Zdążyć przed deweloperami na ulicy Wielickiej 232

Już we wrześniu 2010 roku,na początku uruchomienia tej społecznej strony informowałam o problemie z terenem Gminy Kraków przy ulicy Wielickiej 232, cytuję:[ ] Kto i kiedy skutecznie rozwiąże problem skrawka „ziemi niczyjej” tuż obok wjazdu do Krakowa z autostradowego węzła wielickiego, przy ulicy Wielickiej, na odcinku między ulicami Kaimską a Podłęską? [ ]

  

Tak było we wrześniu 2010 roku, a potem… już tylko gorzej i tak jest do dzisiaj.
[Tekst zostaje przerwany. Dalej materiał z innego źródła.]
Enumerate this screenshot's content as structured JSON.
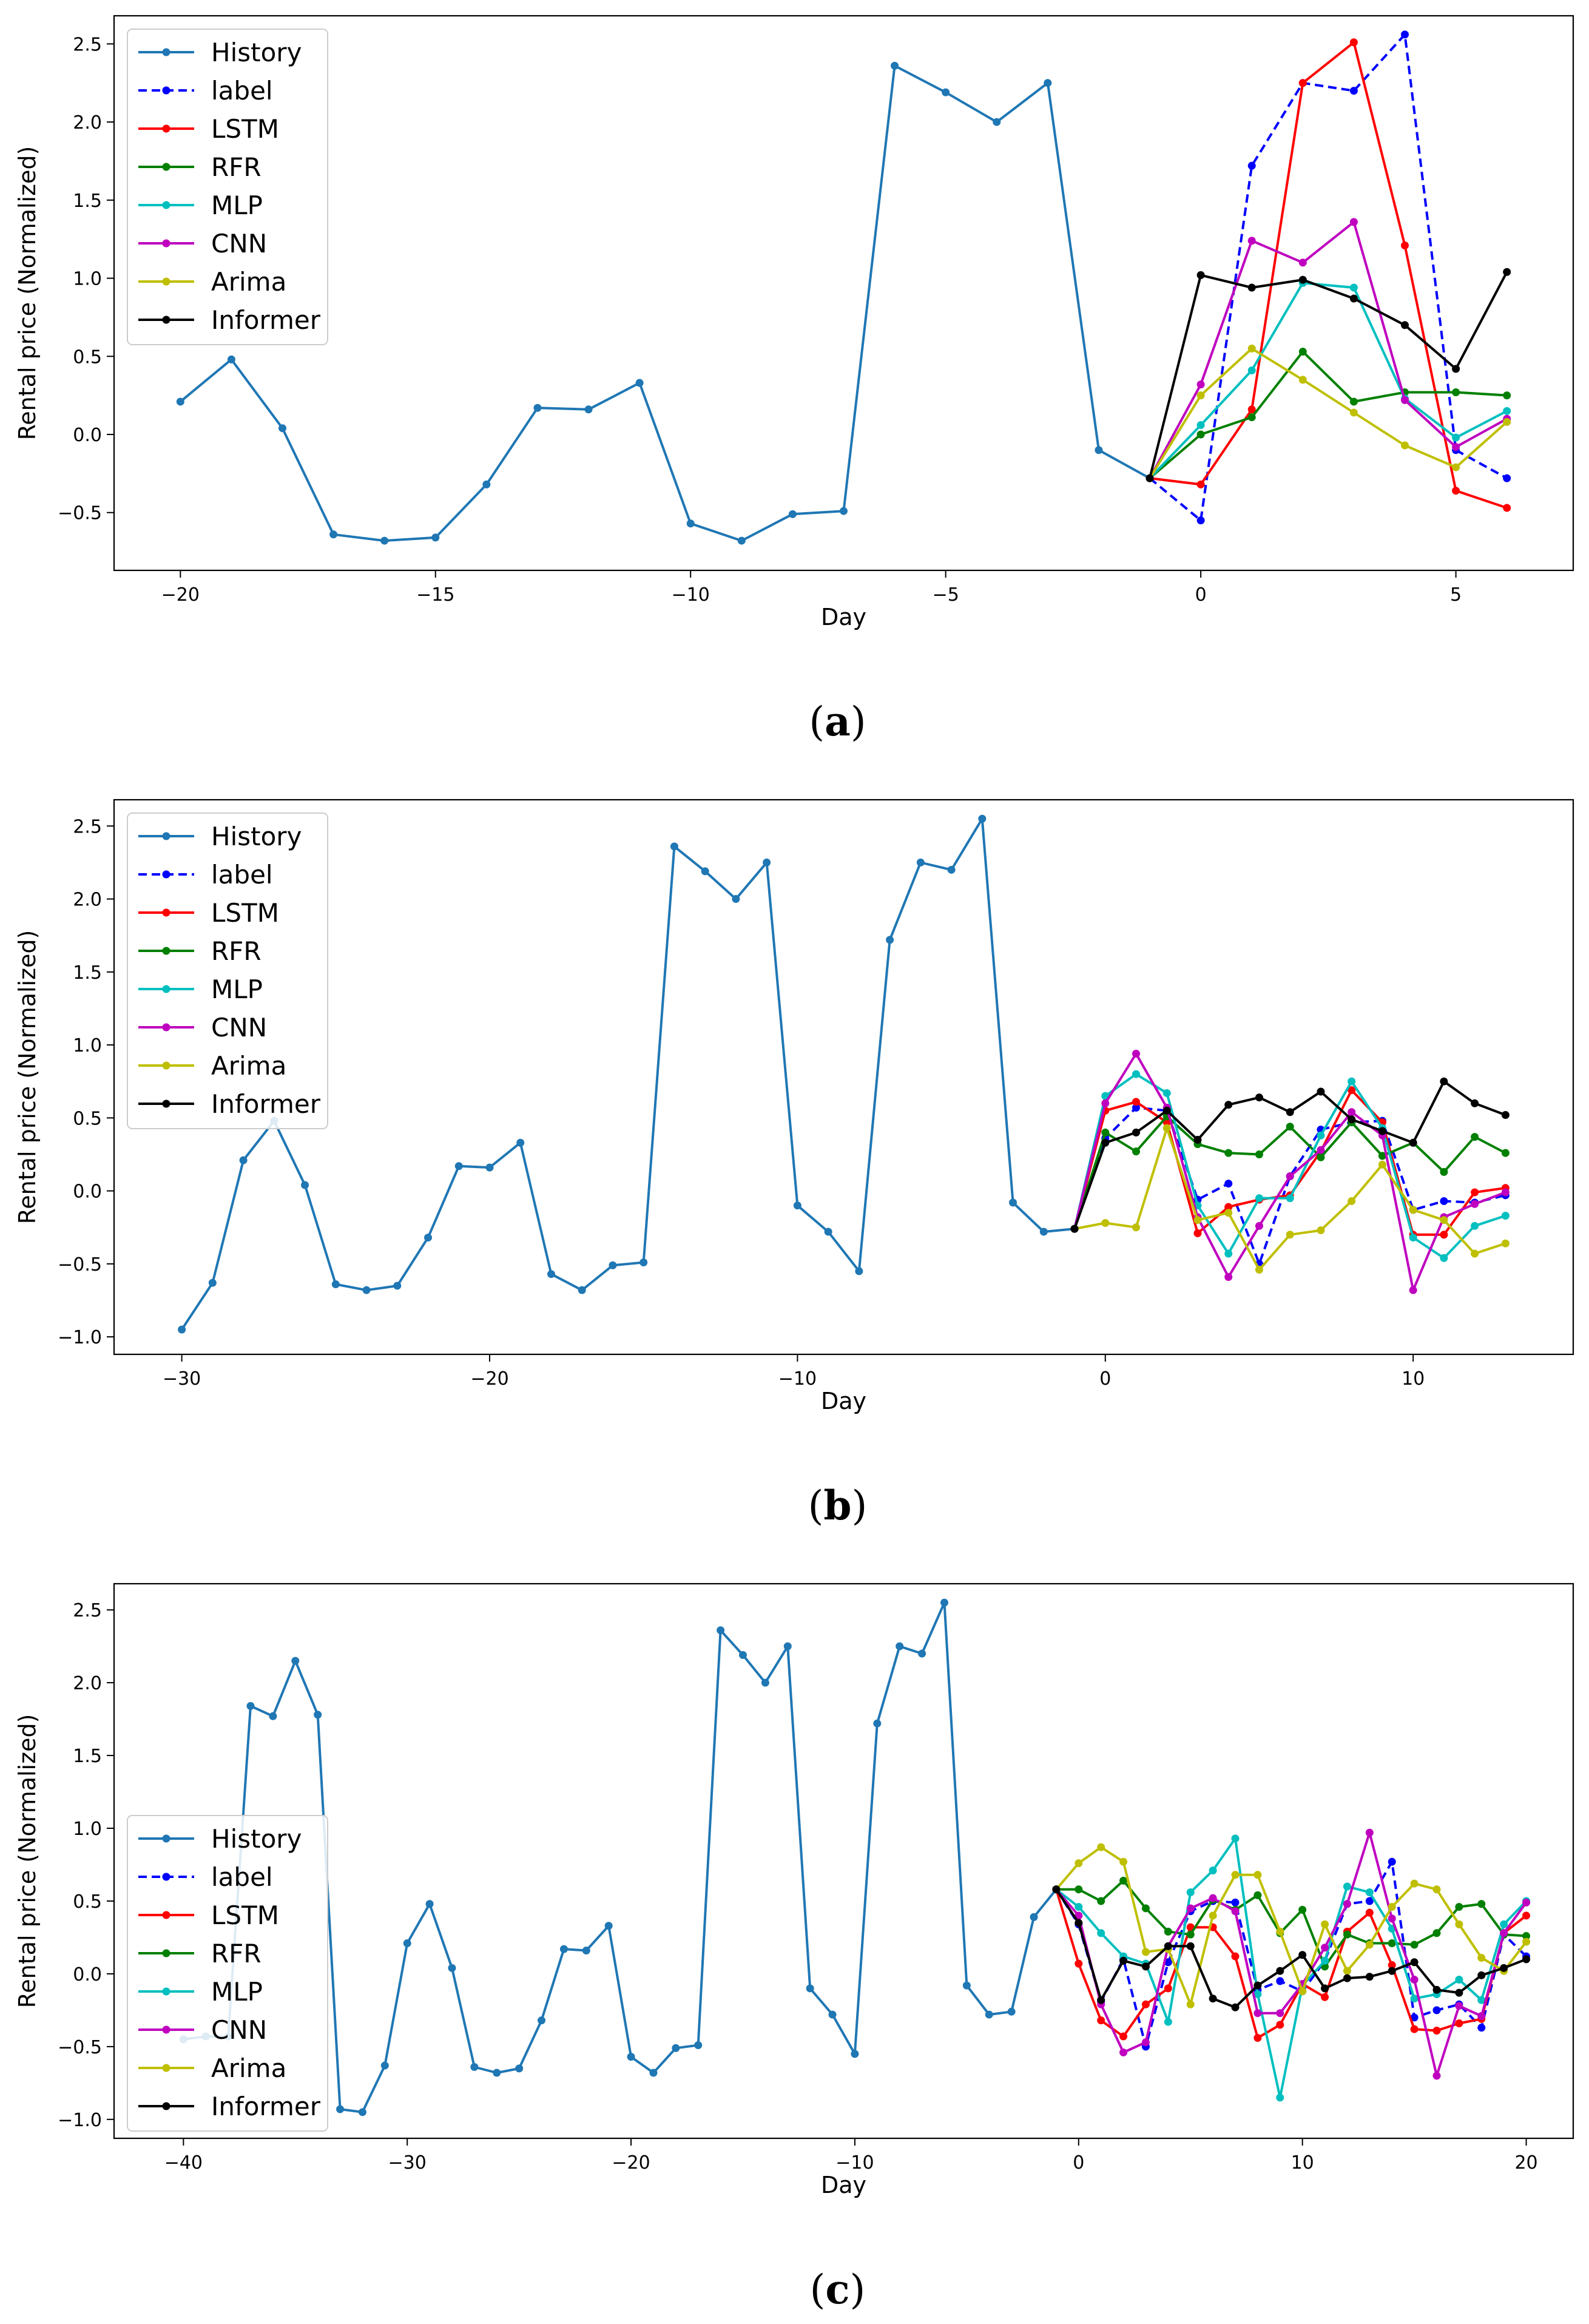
{
  "figure": {
    "colors": {
      "History": "#1f77b4",
      "label": "#0000ff",
      "LSTM": "#ff0000",
      "RFR": "#008000",
      "MLP": "#00bfbf",
      "CNN": "#bf00bf",
      "Arima": "#bfbf00",
      "Informer": "#000000"
    },
    "legend_labels": [
      "History",
      "label",
      "LSTM",
      "RFR",
      "MLP",
      "CNN",
      "Arima",
      "Informer"
    ]
  },
  "chart_data": [
    {
      "id": "a",
      "type": "line",
      "caption": {
        "open": "(",
        "letter": "a",
        "close": ")"
      },
      "xlabel": "Day",
      "ylabel": "Rental price (Normalized)",
      "xlim": [
        -21.3,
        7.3
      ],
      "ylim": [
        -0.87,
        2.68
      ],
      "xticks": [
        -20,
        -15,
        -10,
        -5,
        0,
        5
      ],
      "xtick_labels": [
        "−20",
        "−15",
        "−10",
        "−5",
        "0",
        "5"
      ],
      "yticks": [
        -0.5,
        0.0,
        0.5,
        1.0,
        1.5,
        2.0,
        2.5
      ],
      "ytick_labels": [
        "−0.5",
        "0.0",
        "0.5",
        "1.0",
        "1.5",
        "2.0",
        "2.5"
      ],
      "legend_position": "upper-left",
      "history": {
        "x": [
          -20,
          -19,
          -18,
          -17,
          -16,
          -15,
          -14,
          -13,
          -12,
          -11,
          -10,
          -9,
          -8,
          -7,
          -6,
          -5,
          -4,
          -3,
          -2,
          -1
        ],
        "y": [
          0.21,
          0.48,
          0.04,
          -0.64,
          -0.68,
          -0.66,
          -0.32,
          0.17,
          0.16,
          0.33,
          -0.57,
          -0.68,
          -0.51,
          -0.49,
          2.36,
          2.19,
          2.0,
          2.25,
          -0.1,
          -0.28
        ]
      },
      "forecast_x": [
        -1,
        0,
        1,
        2,
        3,
        4,
        5,
        6
      ],
      "series": [
        {
          "name": "label",
          "dashed": true,
          "values": [
            -0.28,
            -0.55,
            1.72,
            2.25,
            2.2,
            2.56,
            -0.1,
            -0.28
          ]
        },
        {
          "name": "LSTM",
          "values": [
            -0.28,
            -0.32,
            0.16,
            2.25,
            2.51,
            1.21,
            -0.36,
            -0.47
          ]
        },
        {
          "name": "RFR",
          "values": [
            -0.28,
            0.0,
            0.11,
            0.53,
            0.21,
            0.27,
            0.27,
            0.25
          ]
        },
        {
          "name": "MLP",
          "values": [
            -0.28,
            0.06,
            0.41,
            0.97,
            0.94,
            0.23,
            -0.02,
            0.15
          ]
        },
        {
          "name": "CNN",
          "values": [
            -0.28,
            0.32,
            1.24,
            1.1,
            1.36,
            0.22,
            -0.08,
            0.1
          ]
        },
        {
          "name": "Arima",
          "values": [
            -0.28,
            0.25,
            0.55,
            0.35,
            0.14,
            -0.07,
            -0.21,
            0.08
          ]
        },
        {
          "name": "Informer",
          "values": [
            -0.28,
            1.02,
            0.94,
            0.99,
            0.87,
            0.7,
            0.42,
            1.04
          ]
        }
      ]
    },
    {
      "id": "b",
      "type": "line",
      "caption": {
        "open": "(",
        "letter": "b",
        "close": ")"
      },
      "xlabel": "Day",
      "ylabel": "Rental price (Normalized)",
      "xlim": [
        -32.2,
        15.2
      ],
      "ylim": [
        -1.12,
        2.68
      ],
      "xticks": [
        -30,
        -20,
        -10,
        0,
        10
      ],
      "xtick_labels": [
        "−30",
        "−20",
        "−10",
        "0",
        "10"
      ],
      "yticks": [
        -1.0,
        -0.5,
        0.0,
        0.5,
        1.0,
        1.5,
        2.0,
        2.5
      ],
      "ytick_labels": [
        "−1.0",
        "−0.5",
        "0.0",
        "0.5",
        "1.0",
        "1.5",
        "2.0",
        "2.5"
      ],
      "legend_position": "upper-left",
      "history": {
        "x": [
          -30,
          -29,
          -28,
          -27,
          -26,
          -25,
          -24,
          -23,
          -22,
          -21,
          -20,
          -19,
          -18,
          -17,
          -16,
          -15,
          -14,
          -13,
          -12,
          -11,
          -10,
          -9,
          -8,
          -7,
          -6,
          -5,
          -4,
          -3,
          -2,
          -1
        ],
        "y": [
          -0.95,
          -0.63,
          0.21,
          0.48,
          0.04,
          -0.64,
          -0.68,
          -0.65,
          -0.32,
          0.17,
          0.16,
          0.33,
          -0.57,
          -0.68,
          -0.51,
          -0.49,
          2.36,
          2.19,
          2.0,
          2.25,
          -0.1,
          -0.28,
          -0.55,
          1.72,
          2.25,
          2.2,
          2.55,
          -0.08,
          -0.28,
          -0.26
        ]
      },
      "forecast_x": [
        -1,
        0,
        1,
        2,
        3,
        4,
        5,
        6,
        7,
        8,
        9,
        10,
        11,
        12,
        13
      ],
      "series": [
        {
          "name": "label",
          "dashed": true,
          "values": [
            -0.26,
            0.36,
            0.57,
            0.55,
            -0.06,
            0.05,
            -0.5,
            0.1,
            0.42,
            0.47,
            0.48,
            -0.13,
            -0.07,
            -0.08,
            -0.03
          ]
        },
        {
          "name": "LSTM",
          "values": [
            -0.26,
            0.55,
            0.61,
            0.47,
            -0.29,
            -0.11,
            -0.06,
            -0.03,
            0.27,
            0.69,
            0.47,
            -0.3,
            -0.3,
            -0.01,
            0.02
          ]
        },
        {
          "name": "RFR",
          "values": [
            -0.26,
            0.4,
            0.27,
            0.51,
            0.32,
            0.26,
            0.25,
            0.44,
            0.23,
            0.47,
            0.24,
            0.33,
            0.13,
            0.37,
            0.26
          ]
        },
        {
          "name": "MLP",
          "values": [
            -0.26,
            0.65,
            0.8,
            0.67,
            -0.1,
            -0.43,
            -0.05,
            -0.05,
            0.38,
            0.75,
            0.43,
            -0.32,
            -0.46,
            -0.24,
            -0.17
          ]
        },
        {
          "name": "CNN",
          "values": [
            -0.26,
            0.6,
            0.94,
            0.57,
            -0.18,
            -0.59,
            -0.24,
            0.1,
            0.28,
            0.54,
            0.38,
            -0.68,
            -0.18,
            -0.09,
            -0.01
          ]
        },
        {
          "name": "Arima",
          "values": [
            -0.26,
            -0.22,
            -0.25,
            0.43,
            -0.2,
            -0.15,
            -0.54,
            -0.3,
            -0.27,
            -0.07,
            0.18,
            -0.13,
            -0.2,
            -0.43,
            -0.36
          ]
        },
        {
          "name": "Informer",
          "values": [
            -0.26,
            0.33,
            0.4,
            0.55,
            0.35,
            0.59,
            0.64,
            0.54,
            0.68,
            0.49,
            0.41,
            0.33,
            0.75,
            0.6,
            0.52
          ]
        }
      ]
    },
    {
      "id": "c",
      "type": "line",
      "caption": {
        "open": "(",
        "letter": "c",
        "close": ")"
      },
      "xlabel": "Day",
      "ylabel": "Rental price (Normalized)",
      "xlim": [
        -43.1,
        22.1
      ],
      "ylim": [
        -1.13,
        2.68
      ],
      "xticks": [
        -40,
        -30,
        -20,
        -10,
        0,
        10,
        20
      ],
      "xtick_labels": [
        "−40",
        "−30",
        "−20",
        "−10",
        "0",
        "10",
        "20"
      ],
      "yticks": [
        -1.0,
        -0.5,
        0.0,
        0.5,
        1.0,
        1.5,
        2.0,
        2.5
      ],
      "ytick_labels": [
        "−1.0",
        "−0.5",
        "0.0",
        "0.5",
        "1.0",
        "1.5",
        "2.0",
        "2.5"
      ],
      "legend_position": "lower-left",
      "history": {
        "x": [
          -40,
          -39,
          -38,
          -37,
          -36,
          -35,
          -34,
          -33,
          -32,
          -31,
          -30,
          -29,
          -28,
          -27,
          -26,
          -25,
          -24,
          -23,
          -22,
          -21,
          -20,
          -19,
          -18,
          -17,
          -16,
          -15,
          -14,
          -13,
          -12,
          -11,
          -10,
          -9,
          -8,
          -7,
          -6,
          -5,
          -4,
          -3,
          -2,
          -1
        ],
        "y": [
          -0.45,
          -0.43,
          -0.43,
          1.84,
          1.77,
          2.15,
          1.78,
          -0.93,
          -0.95,
          -0.63,
          0.21,
          0.48,
          0.04,
          -0.64,
          -0.68,
          -0.65,
          -0.32,
          0.17,
          0.16,
          0.33,
          -0.57,
          -0.68,
          -0.51,
          -0.49,
          2.36,
          2.19,
          2.0,
          2.25,
          -0.1,
          -0.28,
          -0.55,
          1.72,
          2.25,
          2.2,
          2.55,
          -0.08,
          -0.28,
          -0.26,
          0.39,
          0.58
        ]
      },
      "forecast_x": [
        -1,
        0,
        1,
        2,
        3,
        4,
        5,
        6,
        7,
        8,
        9,
        10,
        11,
        12,
        13,
        14,
        15,
        16,
        17,
        18,
        19,
        20
      ],
      "series": [
        {
          "name": "label",
          "dashed": true,
          "values": [
            0.58,
            0.34,
            -0.19,
            0.1,
            -0.5,
            0.08,
            0.43,
            0.5,
            0.49,
            -0.11,
            -0.05,
            -0.12,
            0.09,
            0.48,
            0.5,
            0.77,
            -0.3,
            -0.25,
            -0.21,
            -0.37,
            0.27,
            0.12
          ]
        },
        {
          "name": "LSTM",
          "values": [
            0.58,
            0.07,
            -0.32,
            -0.43,
            -0.21,
            -0.1,
            0.32,
            0.32,
            0.12,
            -0.44,
            -0.35,
            -0.07,
            -0.16,
            0.29,
            0.42,
            0.06,
            -0.38,
            -0.39,
            -0.34,
            -0.31,
            0.28,
            0.4
          ]
        },
        {
          "name": "RFR",
          "values": [
            0.58,
            0.58,
            0.5,
            0.64,
            0.45,
            0.29,
            0.27,
            0.51,
            0.44,
            0.54,
            0.28,
            0.44,
            0.05,
            0.27,
            0.21,
            0.21,
            0.2,
            0.28,
            0.46,
            0.48,
            0.27,
            0.26
          ]
        },
        {
          "name": "MLP",
          "values": [
            0.58,
            0.46,
            0.28,
            0.12,
            0.07,
            -0.33,
            0.56,
            0.71,
            0.93,
            -0.14,
            -0.85,
            -0.08,
            0.09,
            0.6,
            0.56,
            0.31,
            -0.17,
            -0.14,
            -0.04,
            -0.18,
            0.34,
            0.5
          ]
        },
        {
          "name": "CNN",
          "values": [
            0.58,
            0.4,
            -0.21,
            -0.54,
            -0.47,
            0.19,
            0.45,
            0.52,
            0.43,
            -0.27,
            -0.27,
            -0.07,
            0.18,
            0.48,
            0.97,
            0.38,
            -0.04,
            -0.7,
            -0.22,
            -0.29,
            0.28,
            0.49
          ]
        },
        {
          "name": "Arima",
          "values": [
            0.58,
            0.76,
            0.87,
            0.77,
            0.15,
            0.17,
            -0.21,
            0.4,
            0.68,
            0.68,
            0.29,
            -0.12,
            0.34,
            0.02,
            0.2,
            0.46,
            0.62,
            0.58,
            0.34,
            0.11,
            0.02,
            0.22
          ]
        },
        {
          "name": "Informer",
          "values": [
            0.58,
            0.35,
            -0.18,
            0.09,
            0.05,
            0.19,
            0.19,
            -0.17,
            -0.23,
            -0.08,
            0.02,
            0.13,
            -0.1,
            -0.03,
            -0.02,
            0.02,
            0.08,
            -0.11,
            -0.13,
            -0.01,
            0.04,
            0.1
          ]
        }
      ]
    }
  ]
}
Sprawa skandalicznie zaniedbanego terenu trwa już dziesięciolecia. To zrujnowana przestrzeń gruntowa z rozpadającymi się dwoma barakami w gestii Zarządu Budynków Komunalnych. W 2012 roku, po kilkuletniej przerwie Urząd Miasta ostatecznie przesiedlił z baraku ostatnich mieszkańców i bez skutku usiłuje sprzedać działki deweloperom, choć nikt ich nie chce! Ale petycje z propozycjami mieszkańców Osiedla Podłęska na zagospodarowanie terenu na użytek publiczny złożyły się na bogatą dokumentację odmów z Urzędu Prezydenckiego Miasta Krakowa.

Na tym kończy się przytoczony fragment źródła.